TEMYİZ EDENLERİN İDDİALARI :
Davalı idare tarafından, davacının ilgili dönemlerde kanuni temsilcisi olduğu şirketin vadesi geçmiş kamu borçlarının şirketten tahsil edilemediğinin anlaşılması üzerine tahsili için kanuni temsilci sıfatıyla davacının taşınmazı üzerine uygulanan dava konusu haciz ile dayanak ödeme emirlerinin hukuka uygun olduğu ileri sürülerek kararın aleyhe olan hüküm fıkrasının bozulması istenilmektedir
Davacı tarafından, yapılan işlemlerin hukuka aykırı olduğu, asıl borçlu şirketteki kanuni temsilcilik görevinin hisse devrine ilişkin 05/02/2009 tarihli ortaklar kurulu kararı ile sona erdiği, zaten fiilen kanuni temsilci olmadığı, silah ruhsatı alabilmek için kanuni temsilci olarak atandığı ileri sürülerek kararın aleyhe olan hüküm fıkrasının bozulması istenilmektedir
TARAFLARIN SAVUNMALARI : Taraflarca savunma verilmemiştir.

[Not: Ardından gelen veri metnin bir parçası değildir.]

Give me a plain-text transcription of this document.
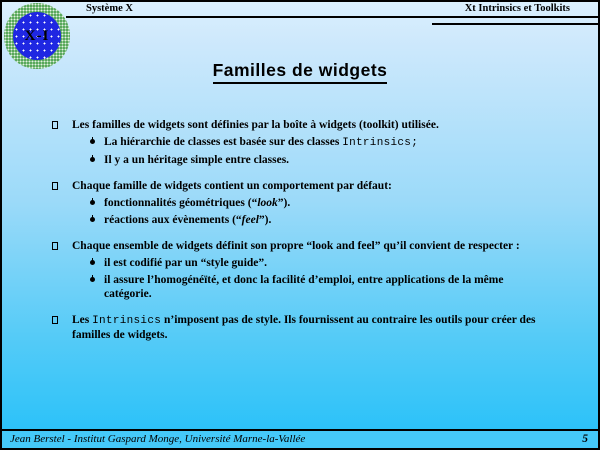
Système X	Xt Intrinsics et Toolkits
X-I
Familles de widgets
Les familles de widgets sont définies par la boîte à widgets (toolkit) utilisée.
La hiérarchie de classes est basée sur des classes Intrinsics;
Il y a un héritage simple entre classes.
Chaque famille de widgets contient un comportement par défaut:
fonctionnalités géométriques (“look”).
réactions aux évènements (“feel”).
Chaque ensemble de widgets définit son propre “look and feel” qu’il convient de respecter :
il est codifié par un “style guide”.
il assure l’homogénéïté, et donc la facilité d’emploi, entre applications de la même catégorie.
Les Intrinsics n’imposent pas de style. Ils fournissent au contraire les outils pour créer des familles de widgets.
Jean Berstel - Institut Gaspard Monge, Université Marne-la-Vallée	5
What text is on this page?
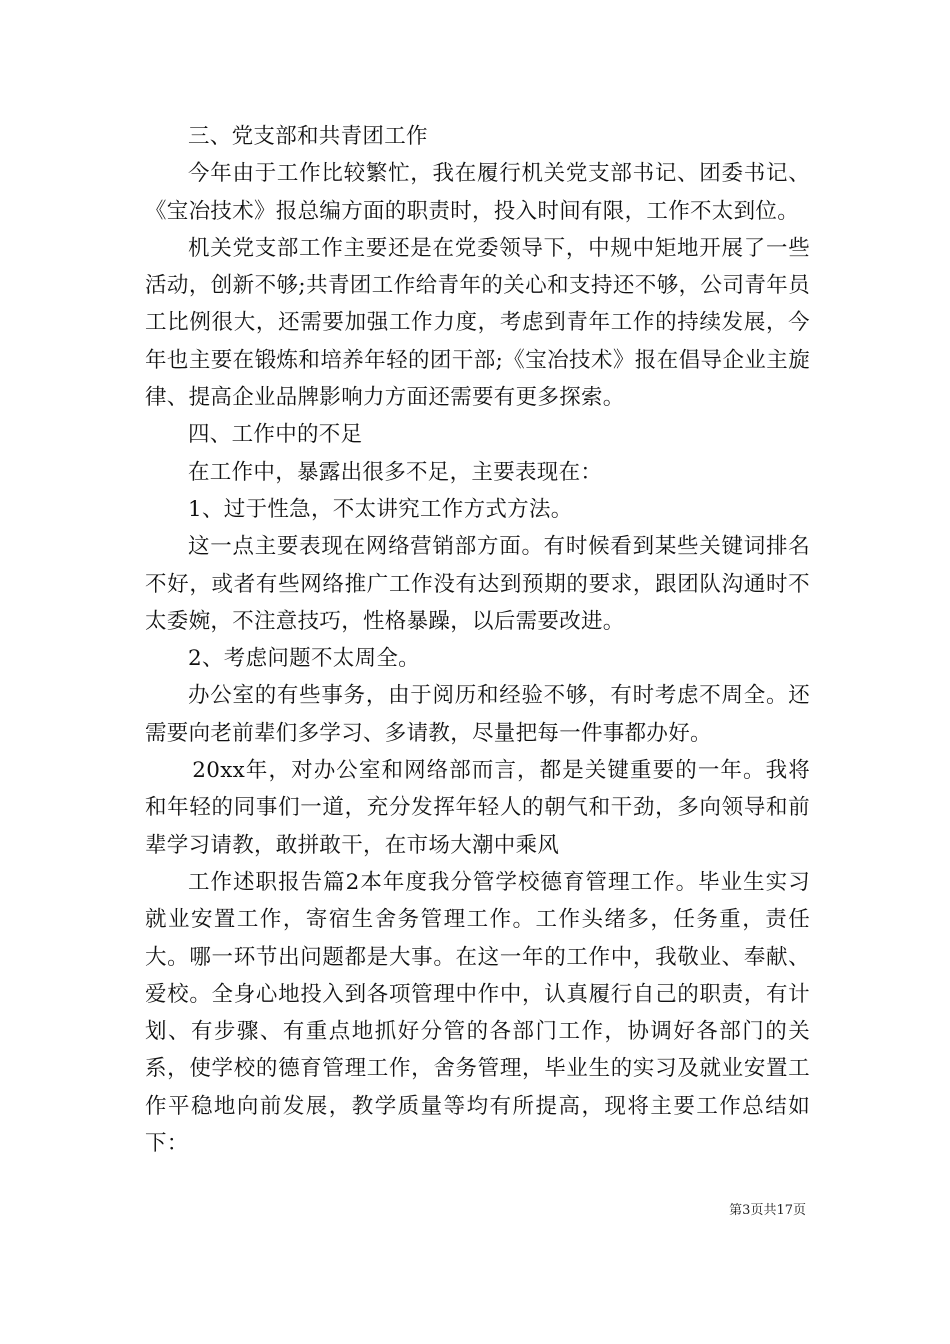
三、党支部和共青团工作

今年由于工作比较繁忙，我在履行机关党支部书记、团委书记、《宝冶技术》报总编方面的职责时，投入时间有限，工作不太到位。

机关党支部工作主要还是在党委领导下，中规中矩地开展了一些活动，创新不够;共青团工作给青年的关心和支持还不够，公司青年员工比例很大，还需要加强工作力度，考虑到青年工作的持续发展，今年也主要在锻炼和培养年轻的团干部;《宝冶技术》报在倡导企业主旋律、提高企业品牌影响力方面还需要有更多探索。

四、工作中的不足

在工作中，暴露出很多不足，主要表现在：

1、过于性急，不太讲究工作方式方法。

这一点主要表现在网络营销部方面。有时候看到某些关键词排名不好，或者有些网络推广工作没有达到预期的要求，跟团队沟通时不太委婉，不注意技巧，性格暴躁，以后需要改进。

2、考虑问题不太周全。

办公室的有些事务，由于阅历和经验不够，有时考虑不周全。还需要向老前辈们多学习、多请教，尽量把每一件事都办好。

20xx年，对办公室和网络部而言，都是关键重要的一年。我将和年轻的同事们一道，充分发挥年轻人的朝气和干劲，多向领导和前辈学习请教，敢拼敢干，在市场大潮中乘风

工作述职报告篇2本年度我分管学校德育管理工作。毕业生实习就业安置工作，寄宿生舍务管理工作。工作头绪多，任务重，责任大。哪一环节出问题都是大事。在这一年的工作中，我敬业、奉献、爱校。全身心地投入到各项管理中作中，认真履行自己的职责，有计划、有步骤、有重点地抓好分管的各部门工作，协调好各部门的关系，使学校的德育管理工作，舍务管理，毕业生的实习及就业安置工作平稳地向前发展，教学质量等均有所提高，现将主要工作总结如下：

第3页共17页
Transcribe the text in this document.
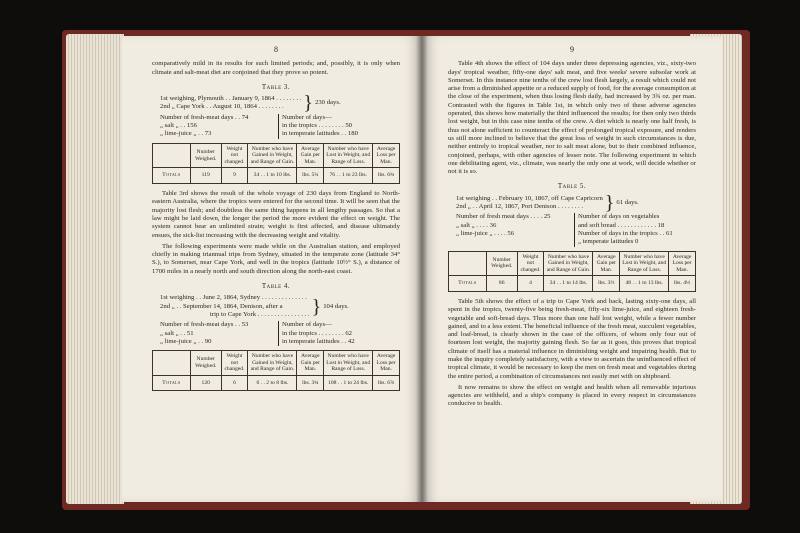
8

comparatively mild in its results for such limited periods; and, possibly, it is only when climate and salt-meat diet are conjoined that they prove so potent.

Table 3.
1st weighing, Plymouth . . January 9, 1864 . . . . . . . .
2nd „ Cape York . . August 10, 1864 . . . . . . . . } 230 days.
Number of fresh-meat days . . 74
„ salt „ . . 156
„ lime-juice „ . . 73
Number of days—
in the tropics . . . . . . . . 50
in temperate latitudes . . 180
	Number Weighed.	Weight not changed.	Number who have Gained in Weight, and Range of Gain.	Average Gain per Man.	Number who have Lost in Weight, and Range of Loss.	Average Loss per Man.
Totals	119	9	34 . . 1 to 10 lbs.	lbs. 5¼	76 . . 1 to 23 lbs.	lbs. 6¾

Table 3rd shows the result of the whole voyage of 230 days from England to North-eastern Australia, where the tropics were entered for the second time. It will be seen that the majority lost flesh; and doubtless the same thing happens in all lengthy passages. So that a law might be laid down, the longer the period the more evident the effect on weight. The system cannot bear an unlimited strain; weight is first affected, and disease ultimately ensues, the sick-list increasing with the decreasing weight and vitality.

The following experiments were made while on the Australian station, and employed chiefly in making triannual trips from Sydney, situated in the temperate zone (latitude 34° S.), to Somerset, near Cape York, and well in the tropics (latitude 10½° S.), a distance of 1700 miles in a nearly north and south direction along the north-east coast.

Table 4.
1st weighing . . June 2, 1864, Sydney . . . . . . . . . . . . . .
2nd „ . . September 14, 1864, Denison, after a
trip to Cape York . . . . . . . . . . . . . . . . } 104 days.
Number of fresh-meat days . . 53
„ salt „ . . 51
„ lime-juice „ . . 90
Number of days—
in the tropics . . . . . . . . 62
in temperate latitudes . . 42
	Number Weighed.	Weight not changed.	Number who have Gained in Weight, and Range of Gain.	Average Gain per Man.	Number who have Lost in Weight, and Range of Loss.	Average Loss per Man.
Totals	120	6	6 . . 2 to 8 lbs.	lbs. 3¾	108 . . 1 to 24 lbs.	lbs. 6⅞
9

Table 4th shows the effect of 104 days under three depressing agencies, viz., sixty-two days' tropical weather, fifty-one days' salt meat, and five weeks' severe subsolar work at Somerset. In this instance nine tenths of the crew lost flesh largely, a result which could not arise from a diminished appetite or a reduced supply of food, for the average consumption at the close of the experiment, when thus losing flesh daily, had increased by 3¾ oz. per man. Contrasted with the figures in Table 1st, in which only two of these adverse agencies operated, this shows how materially the third influenced the results; for then only two thirds lost weight, but in this case nine tenths of the crew. A diet which is nearly one half fresh, is thus not alone sufficient to counteract the effect of prolonged tropical exposure, and renders us still more inclined to believe that the great loss of weight in such circumstances is due, neither entirely to tropical weather, nor to salt meat alone, but to their combined influence, conjoined, perhaps, with other agencies of lesser note. The following experiment in which one debilitating agent, viz., climate, was nearly the only one at work, will decide whether or not it is so.

Table 5.
1st weighing . . February 10, 1867, off Cape Capricorn
2nd „ . . April 12, 1867, Port Denison . . . . . . . .	} 61 days.
Number of fresh meat days . . . . 25
„ salt „ . . . . 36
„ lime-juice „ . . . . 56
Number of days on vegetables
and soft bread . . . . . . . . . . . . 18
Number of days in the tropics . . 61
„ temperate latitudes 0
	Number Weighed.	Weight not changed.	Number who have Gained in Weight, and Range of Gain.	Average Gain per Man.	Number who have Lost in Weight, and Range of Loss.	Average Loss per Man.
Totals	86	4	34 . . 1 to 14 lbs.	lbs. 3⅔	48 . . 1 to 13 lbs.	lbs. 4⅓

Table 5th shows the effect of a trip to Cape York and back, lasting sixty-one days, all spent in the tropics, twenty-five being fresh-meat, fifty-six lime-juice, and eighteen fresh-vegetable and soft-bread days. Thus more than one half lost weight, while a fewer number gained, and to a less extent. The beneficial influence of the fresh meat, succulent vegetables, and loaf-bread, is clearly shown in the case of the officers, of whom only four out of fourteen lost weight, the majority gaining flesh. So far as it goes, this proves that tropical climate of itself has a material influence in diminishing weight and impairing health. But to make the inquiry completely satisfactory, with a view to ascertain the uninfluenced effect of tropical climate, it would be necessary to keep the men on fresh meat and vegetables during the entire period, a combination of circumstances not easily met with on shipboard.

It now remains to show the effect on weight and health when all removable injurious agencies are withheld, and a ship's company is placed in every respect in circumstances conducive to health.
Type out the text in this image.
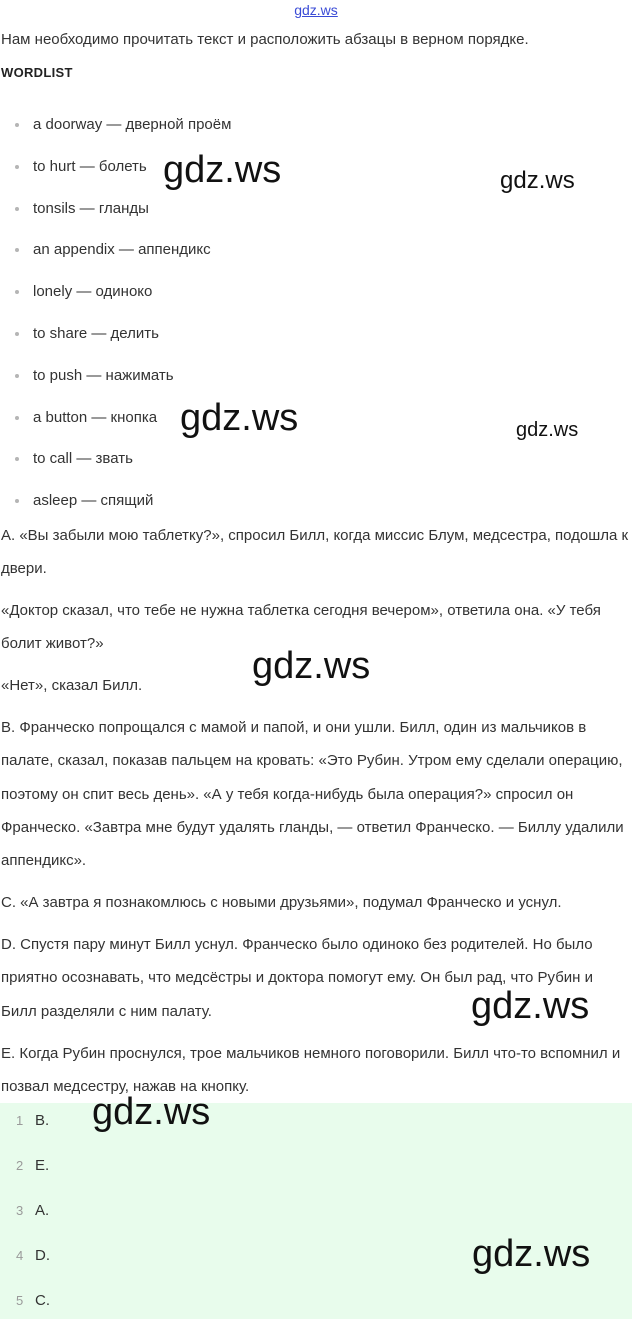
gdz.ws
Нам необходимо прочитать текст и расположить абзацы в верном порядке.
WORDLIST
a doorway — дверной проём
to hurt — болеть
tonsils — гланды
an appendix — аппендикс
lonely — одиноко
to share — делить
to push — нажимать
a button — кнопка
to call — звать
asleep — спящий

A. «Вы забыли мою таблетку?», спросил Билл, когда миссис Блум, медсестра, подошла к двери.

«Доктор сказал, что тебе не нужна таблетка сегодня вечером», ответила она. «У тебя болит живот?»

«Нет», сказал Билл.

B. Франческо попрощался с мамой и папой, и они ушли. Билл, один из мальчиков в палате, сказал, показав пальцем на кровать: «Это Рубин. Утром ему сделали операцию, поэтому он спит весь день». «А у тебя когда-нибудь была операция?» спросил он Франческо. «Завтра мне будут удалять гланды, — ответил Франческо. — Биллу удалили аппендикс».

C. «А завтра я познакомлюсь с новыми друзьями», подумал Франческо и уснул.

D. Спустя пару минут Билл уснул. Франческо было одиноко без родителей. Но было приятно осознавать, что медсёстры и доктора помогут ему. Он был рад, что Рубин и Билл разделяли с ним палату.

E. Когда Рубин проснулся, трое мальчиков немного поговорили. Билл что-то вспомнил и позвал медсестру, нажав на кнопку.

1 B.
2 E.
3 A.
4 D.
5 C.
gdz.ws	gdz.ws
gdz.ws	gdz.ws
gdz.ws
gdz.ws
gdz.ws
gdz.ws
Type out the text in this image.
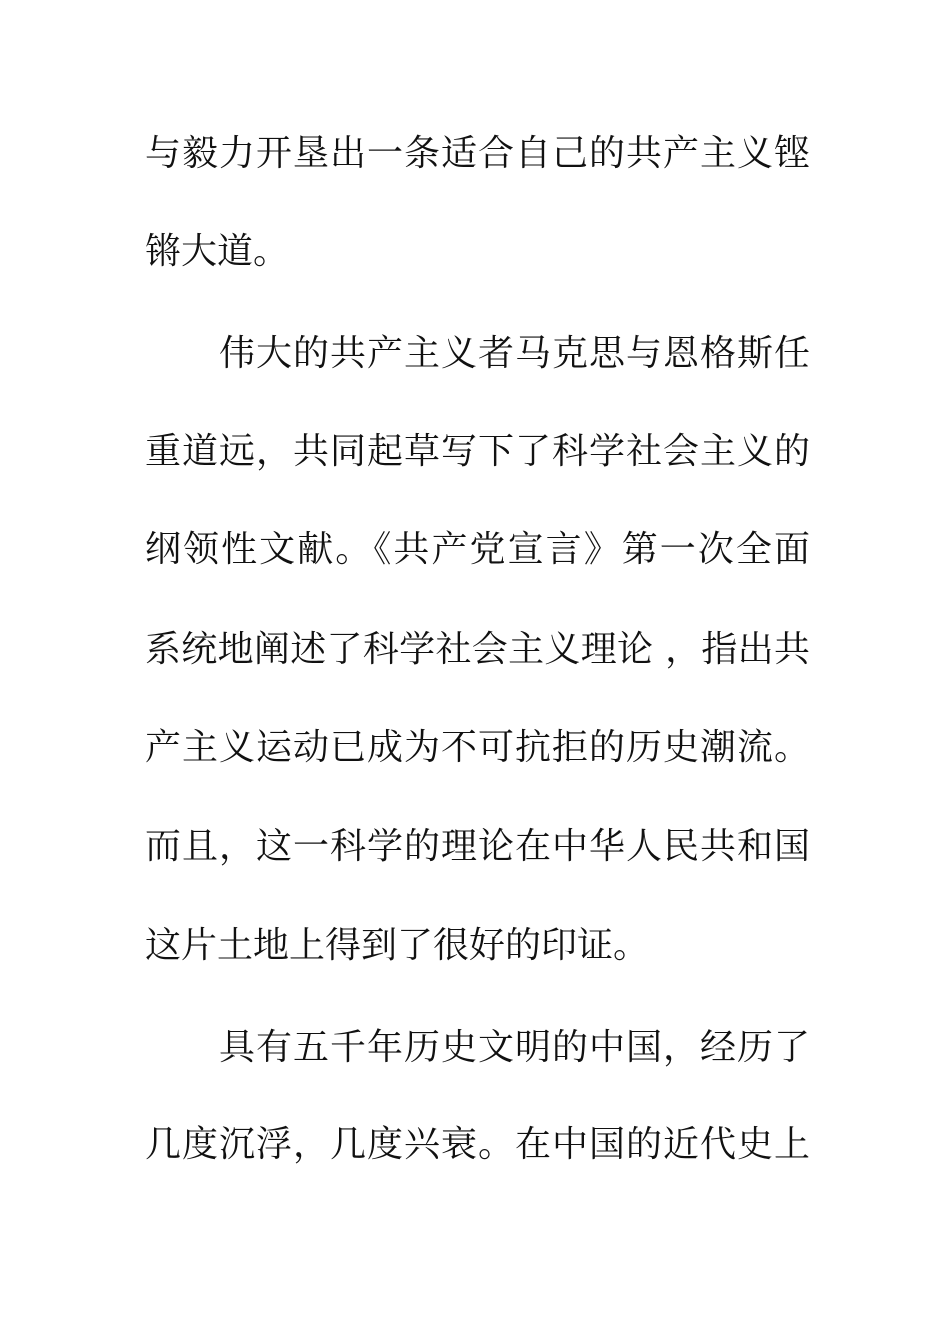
与毅力开垦出一条适合自己的共产主义铿
锵大道。
伟大的共产主义者马克思与恩格斯任
重道远，共同起草写下了科学社会主义的
纲领性文献。《共产党宣言》第一次全面
系统地阐述了科学社会主义理论 ，指出共
产主义运动已成为不可抗拒的历史潮流。
而且，这一科学的理论在中华人民共和国
这片土地上得到了很好的印证。
具有五千年历史文明的中国，经历了
几度沉浮，几度兴衰。在中国的近代史上
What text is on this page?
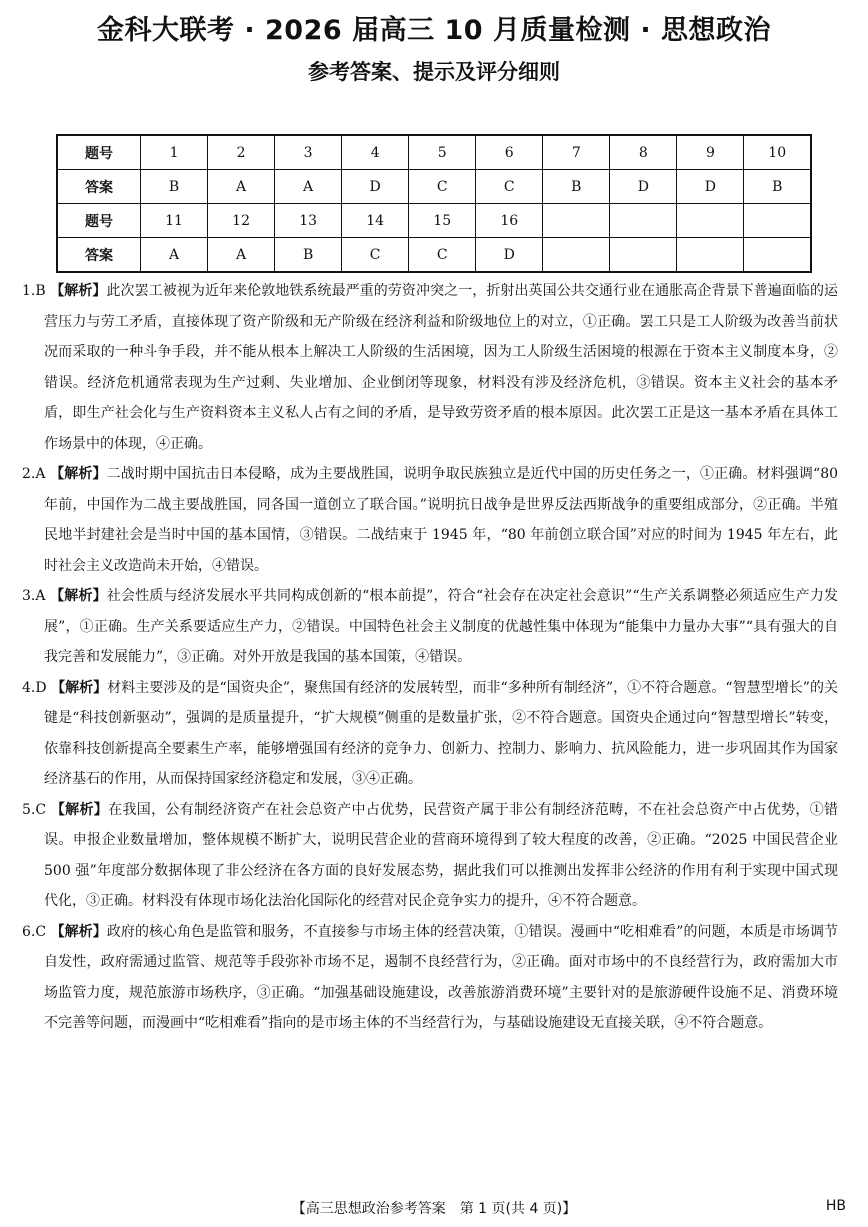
金科大联考 · 2026 届高三 10 月质量检测 · 思想政治
参考答案、提示及评分细则
题号	1	2	3	4	5	6	7	8	9	10
答案	B	A	A	D	C	C	B	D	D	B
题号	11	12	13	14	15	16				
答案	A	A	B	C	C	D				

1.B 【解析】此次罢工被视为近年来伦敦地铁系统最严重的劳资冲突之一，折射出英国公共交通行业在通胀高企背景下普遍面临的运营压力与劳工矛盾，直接体现了资产阶级和无产阶级在经济利益和阶级地位上的对立，①正确。罢工只是工人阶级为改善当前状况而采取的一种斗争手段，并不能从根本上解决工人阶级的生活困境，因为工人阶级生活困境的根源在于资本主义制度本身，②错误。经济危机通常表现为生产过剩、失业增加、企业倒闭等现象，材料没有涉及经济危机，③错误。资本主义社会的基本矛盾，即生产社会化与生产资料资本主义私人占有之间的矛盾，是导致劳资矛盾的根本原因。此次罢工正是这一基本矛盾在具体工作场景中的体现，④正确。

2.A 【解析】二战时期中国抗击日本侵略，成为主要战胜国，说明争取民族独立是近代中国的历史任务之一，①正确。材料强调“80 年前，中国作为二战主要战胜国，同各国一道创立了联合国。”说明抗日战争是世界反法西斯战争的重要组成部分，②正确。半殖民地半封建社会是当时中国的基本国情，③错误。二战结束于 1945 年，“80 年前创立联合国”对应的时间为 1945 年左右，此时社会主义改造尚未开始，④错误。

3.A 【解析】社会性质与经济发展水平共同构成创新的“根本前提”，符合“社会存在决定社会意识”“生产关系调整必须适应生产力发展”，①正确。生产关系要适应生产力，②错误。中国特色社会主义制度的优越性集中体现为“能集中力量办大事”“具有强大的自我完善和发展能力”，③正确。对外开放是我国的基本国策，④错误。

4.D 【解析】材料主要涉及的是“国资央企”，聚焦国有经济的发展转型，而非“多种所有制经济”，①不符合题意。“智慧型增长”的关键是“科技创新驱动”，强调的是质量提升，“扩大规模”侧重的是数量扩张，②不符合题意。国资央企通过向“智慧型增长”转变，依靠科技创新提高全要素生产率，能够增强国有经济的竞争力、创新力、控制力、影响力、抗风险能力，进一步巩固其作为国家经济基石的作用，从而保持国家经济稳定和发展，③④正确。

5.C 【解析】在我国，公有制经济资产在社会总资产中占优势，民营资产属于非公有制经济范畴，不在社会总资产中占优势，①错误。申报企业数量增加，整体规模不断扩大，说明民营企业的营商环境得到了较大程度的改善，②正确。“2025 中国民营企业 500 强”年度部分数据体现了非公经济在各方面的良好发展态势，据此我们可以推测出发挥非公经济的作用有利于实现中国式现代化，③正确。材料没有体现市场化法治化国际化的经营对民企竞争实力的提升，④不符合题意。

6.C 【解析】政府的核心角色是监管和服务，不直接参与市场主体的经营决策，①错误。漫画中“吃相难看”的问题，本质是市场调节自发性，政府需通过监管、规范等手段弥补市场不足，遏制不良经营行为，②正确。面对市场中的不良经营行为，政府需加大市场监管力度，规范旅游市场秩序，③正确。“加强基础设施建设，改善旅游消费环境”主要针对的是旅游硬件设施不足、消费环境不完善等问题，而漫画中“吃相难看”指向的是市场主体的不当经营行为，与基础设施建设无直接关联，④不符合题意。

【高三思想政治参考答案　第 1 页(共 4 页)】	HB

DANIŞTAY TETKİK HÂKİMİ … 'IN DÜŞÜNCESİ: Davalı temyiz isteminin kabulü gerektiği düşünülmektedir.
TÜRK MİLLETİ ADINA
Karar veren Danıştay Üçüncü Dairesince, Tetkik Hâkiminin açıklamaları dinlendikten ve dosyadaki belgeler incelendikten sonra gereği görüşüldü:
İNCELEME VE GEREKÇE:
MADDİ OLAY : Davacının muhtelif tarihler arasında kanuni temsilci olduğu … Ürünleri Ticaret Limited Şirketi adına tahakkuk eden kamu alacaklarının vadesinde ödenmediği ve ödeme emri tebliğine rağmen de şirket tarafından bir ödeme yapılmadığı, yapılan araştırmada da şirketten tahsil imkanı kalmadığının anlaşıldığından bahisle kanuni temsilci sıfatıyla davacıdan tahsili için düzenlenen … tarih ve … takip numaralı ödeme emirlerinin tebliğine rağmen ödemede bulunulmaması üzerine anılan kamu alacaklarının davacıdan tahsili için taşınmazı üzerine dava konusu haczin uygulandığı anlaşılmaktadır.
İLGİLİ MEVZUAT:
6183 sayılı Amme Alacaklarının Tahsil Usulü Hakkında Kanunun 55. maddesinde, amme alacağını vadesinde ödemeyenlere 7 gün içinde borçlarını ödemeleri veya mal bildiriminde bulunmaları lüzumunun bir "ödeme emri" ile tebliğ olunacağı; 58. maddesinde, kendisine ödeme emri tebliğ olunan şahsın böyle bir borcu olmadığı veya kısmen ödediği veya zamanaşımına uğradığı hakkında tebliğ tarihinden itibaren 7 gün içinde dava açabileceği; 62. maddesinde borçlunun, mal bildirimde gösterilen veya tahsil dairesince tespit edilen borçlu veya üçüncü şahıslar elindeki menkul malları ile gayrimenkullerinden, alacak ve haklarından amme alacağına yetecek miktarının tahsil dairelerince haczolunacağı hükümlerine yer verilmiştir.
HUKUKİ DEĞERLENDİRME:
Temyiz istemine konu Vergi Dava Dairesi kararının; dava konusu haczin ..., ..., ..., ..., ... ve ... plaka numaralı kamu alacaklarından kaynaklanan kısmına ilişkin hüküm fıkrası ile 1,2,3,4 takip numaralı ödeme emirlerine ilişkin hüküm fıkrası aynı hukuki nedenler ve gerekçe ile Dairemizce de uygun bulunmuştur.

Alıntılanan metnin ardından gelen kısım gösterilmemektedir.